Sub-Prime building restrictions distort market

Thomas Sowell:

Amid all the hand-wringing and finger-pointing as housing markets collapse, mortgage foreclosures skyrocket, and financial markets panic, there is very little attention being paid to the fundamental economic and political decisions that led to this mess.

The growth in risky "sub-prime" mortgage loans by people buying homes they could not really afford has been a key factor in the collapse of housing markets, when the risks caught up with both borrowers and lenders.

But why were home buyers suddenly taking out so many risky loans and lenders suddenly arranging so much "creative" financing for these borrowers?

One clue is the concentration of such risky behavior in particular places and times.

Interest-only mortgages, where nothing is being paid on the principal for the first few years, enable many people to get started on buying a home with lower mortgage payments at the outset.

But of course it is only a matter of time before the mortgage payments go up and, unless their income has gone up enough in the meantime for them to be able to afford the new and higher payments, such borrowers can end up losing their homes.

Such risky mortgage loans were rare just a few years ago. As of 2002, fewer than 10 percent of the new mortgages in the United States were of this type. But, by 2006, 31 percent of all new mortgages were of this "creative" or risky type.

In the San Francisco Bay Area, 66 percent of the new mortgages were of this type.

Why this difference in times and places? Because housing prices were skyrocketing in some places and times, so that people of modest incomes had to go out on a limb to buy a house, if they expected to buy a house at all.

But why were housing prices going up so fast, in the first place? A number of studies of communities across the United States and in countries overseas turned up the same conclusion: Government restrictions on building.

While many other factors can be involved -- rising incomes, population growth, construction costs -- a scrutiny of the times and places where housing prices doubled, tripled, or quadrupled within a decade shows that restrictions on building have been the key.

Attractive and heady phrases like "open space," "smart growth" and the like have accompanied land use restrictions that made the cost of land rise in many places to the point where it greatly exceeded the cost of the homes built on the land.

...

The most affordable homes in the country are in the Houston area. they are also some of the most attractive. a Houston resident can have four or five times the space of a New York residence for the same or less money and he can also have a yard if he wants it. The big difference is that Houston has virtually no government restrictions on building.
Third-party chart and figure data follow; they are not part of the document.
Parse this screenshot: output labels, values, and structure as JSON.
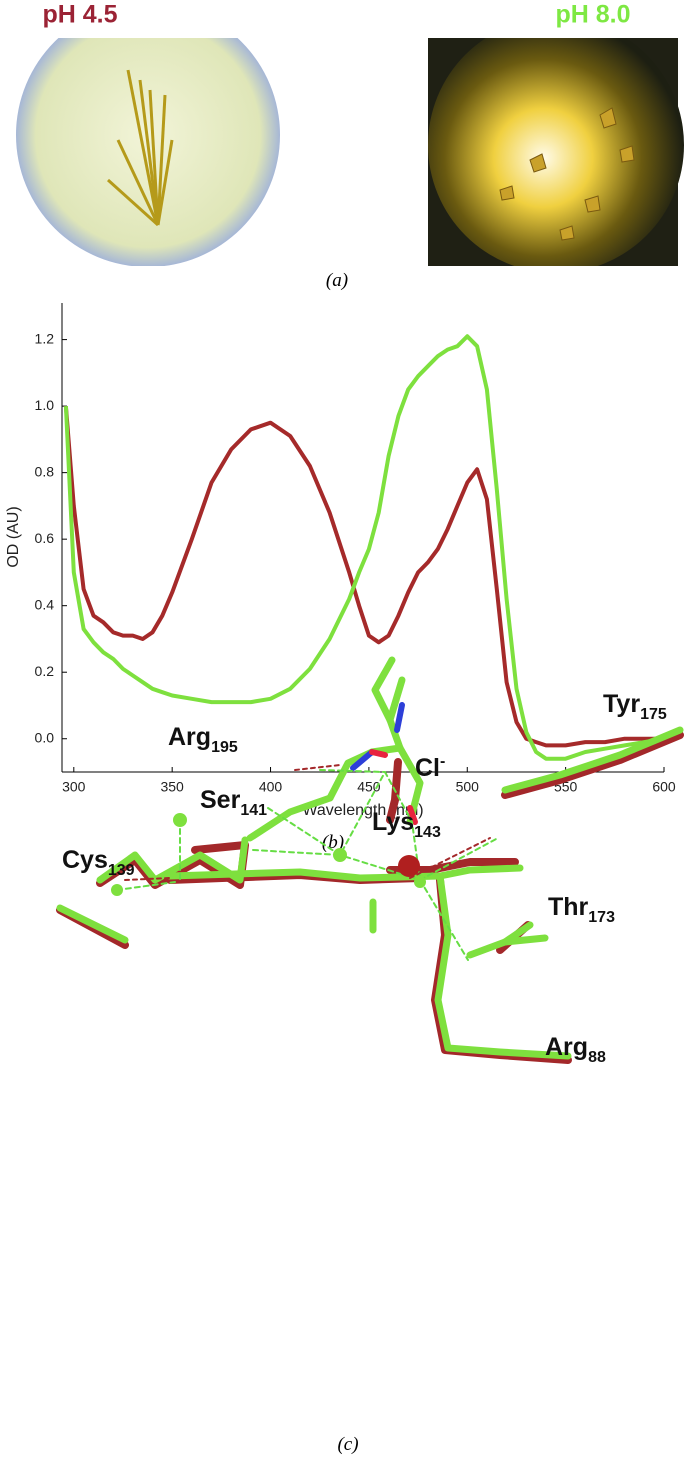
{
  "panel_a": {
    "left_label": "pH 4.5",
    "right_label": "pH 8.0",
    "caption": "(a)"
  },
  "chart_data": {
    "type": "line",
    "caption": "(b)",
    "x_label": "Wavelength (nm)",
    "y_label": "OD (AU)",
    "x": [
      296,
      300,
      305,
      310,
      315,
      320,
      325,
      330,
      335,
      340,
      345,
      350,
      360,
      370,
      380,
      390,
      400,
      410,
      420,
      430,
      440,
      445,
      450,
      455,
      460,
      465,
      470,
      475,
      480,
      485,
      490,
      495,
      500,
      505,
      510,
      515,
      520,
      525,
      530,
      535,
      540,
      550,
      560,
      570,
      580,
      590,
      600
    ],
    "series": [
      {
        "color": "#a52a2a",
        "values": [
          1.0,
          0.7,
          0.45,
          0.37,
          0.35,
          0.32,
          0.31,
          0.31,
          0.3,
          0.32,
          0.37,
          0.44,
          0.6,
          0.77,
          0.87,
          0.93,
          0.95,
          0.91,
          0.82,
          0.68,
          0.5,
          0.4,
          0.31,
          0.29,
          0.31,
          0.37,
          0.44,
          0.5,
          0.53,
          0.57,
          0.63,
          0.7,
          0.77,
          0.81,
          0.72,
          0.45,
          0.17,
          0.05,
          0.0,
          -0.01,
          -0.02,
          -0.02,
          -0.01,
          -0.01,
          0.0,
          0.0,
          0.0
        ]
      },
      {
        "color": "#7ee03e",
        "values": [
          1.0,
          0.5,
          0.33,
          0.29,
          0.26,
          0.24,
          0.21,
          0.19,
          0.17,
          0.15,
          0.14,
          0.13,
          0.12,
          0.11,
          0.11,
          0.11,
          0.12,
          0.15,
          0.21,
          0.3,
          0.42,
          0.5,
          0.57,
          0.68,
          0.85,
          0.97,
          1.05,
          1.09,
          1.12,
          1.15,
          1.17,
          1.18,
          1.21,
          1.18,
          1.05,
          0.75,
          0.42,
          0.15,
          0.02,
          -0.04,
          -0.06,
          -0.06,
          -0.04,
          -0.03,
          -0.02,
          -0.01,
          0.0
        ]
      }
    ],
    "xlim": [
      294,
      600
    ],
    "ylim": [
      -0.1,
      1.31
    ],
    "xticks": [
      300,
      350,
      400,
      450,
      500,
      550,
      600
    ],
    "yticks": [
      {
        "value": 0,
        "label": "0.0"
      },
      0.2,
      0.4,
      0.6,
      0.8,
      {
        "value": 1,
        "label": "1.0"
      },
      1.2
    ],
    "grid": false
  },
  "panel_c": {
    "caption": "(c)",
    "labels": [
      {
        "name": "Lys",
        "sub": "143"
      },
      {
        "name": "Arg",
        "sub": "195"
      },
      {
        "name": "Tyr",
        "sub": "175"
      },
      {
        "name": "Cl",
        "sup": "-"
      },
      {
        "name": "Ser",
        "sub": "141"
      },
      {
        "name": "Cys",
        "sub": "139"
      },
      {
        "name": "Thr",
        "sub": "173"
      },
      {
        "name": "Arg",
        "sub": "88"
      }
    ]
  }
}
Developers can put deed restrictions to make a community homogeneous, and these can be enforced by the courts, but the developer does not have to get the approval of a zoning board. He does not need a zoning board to tell him how to market the neighborhoods he is building. If the people in that neighborhood want to sell out to a developer who wants to change the area to multifamily high rise development they can do so.

The Greenway Plaza area inside the loop in Houston is one such area where residents were given a tender offer above the current market price for their homes and a huge high rise office complex was built without using Keto like condemnations and without the expense of going through the zoning process. The home owners and the developers both benefited from the lack of regulatory costs.

People who move to Houston from areas where housing restrictions have pushed up prices are amazed at what they can buy and the attractive selection offered. It has been no secret what the market can accomplish if you are willing to trust it.